We went downtown and obtained a precious typewritten copy of Yeltsin’s proclamation. Back in the apartment we typed it up and made hundreds of high-quality flyers using the laser printer and photocopier, which was so dangerously close to overheating that we took turns blowing on its transformer all night long. By August 21 we were climbing over barricades at the Parliament building to give the flyers to Yeltsin’s supporters. In the following days we saw our flyers posted around the city, with Tema’s logo visible on the flyer’s edge.

A couple months after these events I returned to the United States and a life that has included much travel, but only one other visit to Russia. Yet I will never forget those events of 23 years ago. Back in 1991, polls in Moscow revealed that thirty percent of respondents thought LGBT people should be killed and only ten percent supported equality. Yet LGBT activists took great risks to support freedom for all Russians—including Yeltsin, who launched Putin’s career.

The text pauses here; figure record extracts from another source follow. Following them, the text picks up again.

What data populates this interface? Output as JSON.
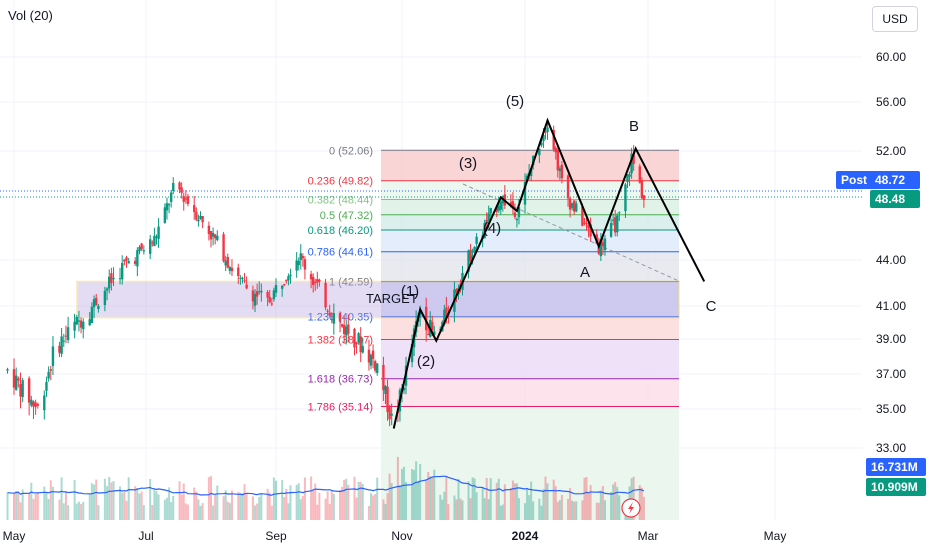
{
  "header": {
    "indicator": "Vol (20)",
    "currency": "USD"
  },
  "price_tags": {
    "post_label": "Post",
    "post_value": "48.72",
    "last_value": "48.48",
    "vol_ma": "16.731M",
    "vol_last": "10.909M"
  },
  "chart_data": {
    "type": "candlestick",
    "yaxis": {
      "ticks": [
        60,
        56,
        52,
        44,
        41,
        39,
        37,
        35,
        33
      ],
      "tick_labels": [
        "60.00",
        "56.00",
        "52.00",
        "44.00",
        "41.00",
        "39.00",
        "37.00",
        "35.00",
        "33.00"
      ]
    },
    "xaxis": {
      "labels": [
        "May",
        "Jul",
        "Sep",
        "Nov",
        "2024",
        "Mar",
        "May"
      ]
    },
    "fib_levels": [
      {
        "ratio": "0",
        "label": "0 (52.06)",
        "price": 52.06,
        "color": "#787b86"
      },
      {
        "ratio": "0.236",
        "label": "0.236 (49.82)",
        "price": 49.82,
        "color": "#f23645"
      },
      {
        "ratio": "0.382",
        "label": "0.382 (48.44)",
        "price": 48.44,
        "color": "#81c784"
      },
      {
        "ratio": "0.5",
        "label": "0.5 (47.32)",
        "price": 47.32,
        "color": "#4caf50"
      },
      {
        "ratio": "0.618",
        "label": "0.618 (46.20)",
        "price": 46.2,
        "color": "#089981"
      },
      {
        "ratio": "0.786",
        "label": "0.786 (44.61)",
        "price": 44.61,
        "color": "#2962ff"
      },
      {
        "ratio": "1",
        "label": "1 (42.59)",
        "price": 42.59,
        "color": "#787b86"
      },
      {
        "ratio": "1.236",
        "label": "1.236 (40.35)",
        "price": 40.35,
        "color": "#2962ff"
      },
      {
        "ratio": "1.382",
        "label": "1.382 (38.97)",
        "price": 38.97,
        "color": "#f23645"
      },
      {
        "ratio": "1.618",
        "label": "1.618 (36.73)",
        "price": 36.73,
        "color": "#9c27b0"
      },
      {
        "ratio": "1.786",
        "label": "1.786 (35.14)",
        "price": 35.14,
        "color": "#e91e63"
      }
    ],
    "annotations": {
      "target": "TARGET",
      "waves": [
        "(1)",
        "(2)",
        "(3)",
        "(4)",
        "(5)"
      ],
      "corrective": [
        "A",
        "B",
        "C"
      ]
    },
    "wave_points": [
      {
        "label": "start",
        "date": "2023-10-28",
        "price": 34.0
      },
      {
        "label": "(1)",
        "date": "2023-11-10",
        "price": 40.8
      },
      {
        "label": "(2)",
        "date": "2023-11-18",
        "price": 38.9
      },
      {
        "label": "(3)",
        "date": "2023-12-20",
        "price": 48.6
      },
      {
        "label": "(4)",
        "date": "2023-12-28",
        "price": 47.6
      },
      {
        "label": "(5)",
        "date": "2024-01-12",
        "price": 54.5
      },
      {
        "label": "A",
        "date": "2024-02-06",
        "price": 45.0
      },
      {
        "label": "B",
        "date": "2024-02-24",
        "price": 52.2
      },
      {
        "label": "C",
        "date": "2024-03-28",
        "price": 42.6
      }
    ],
    "support_zone": {
      "from": 40.3,
      "to": 42.6
    },
    "colors": {
      "up": "#089981",
      "down": "#f23645",
      "vol_ma": "#2962ff",
      "wave": "#000000"
    }
  }
}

In preparing to write this piece, for the first time I pulled up the Wikipedia entry on the coup attempt. It reads in part, “Yeltsin issued a declaration in which it was stated that a reactionary anti-constitutional coup had taken place… This declaration was distributed around Moscow in the form of flyers.”

Maybe I’ll edit that entry to include the role of LGBT activists in that piece of history. As the world’s attention turns to Sochi, I hope all of us (not least Putin himself) remember that without LGBT Russians, Putin might not be where he is today, to preside over a global athletic event that should be an occasion for celebrating our common human dignity.

Tom Boellstorff is Professor of Anthropology at the University of California, Irvine.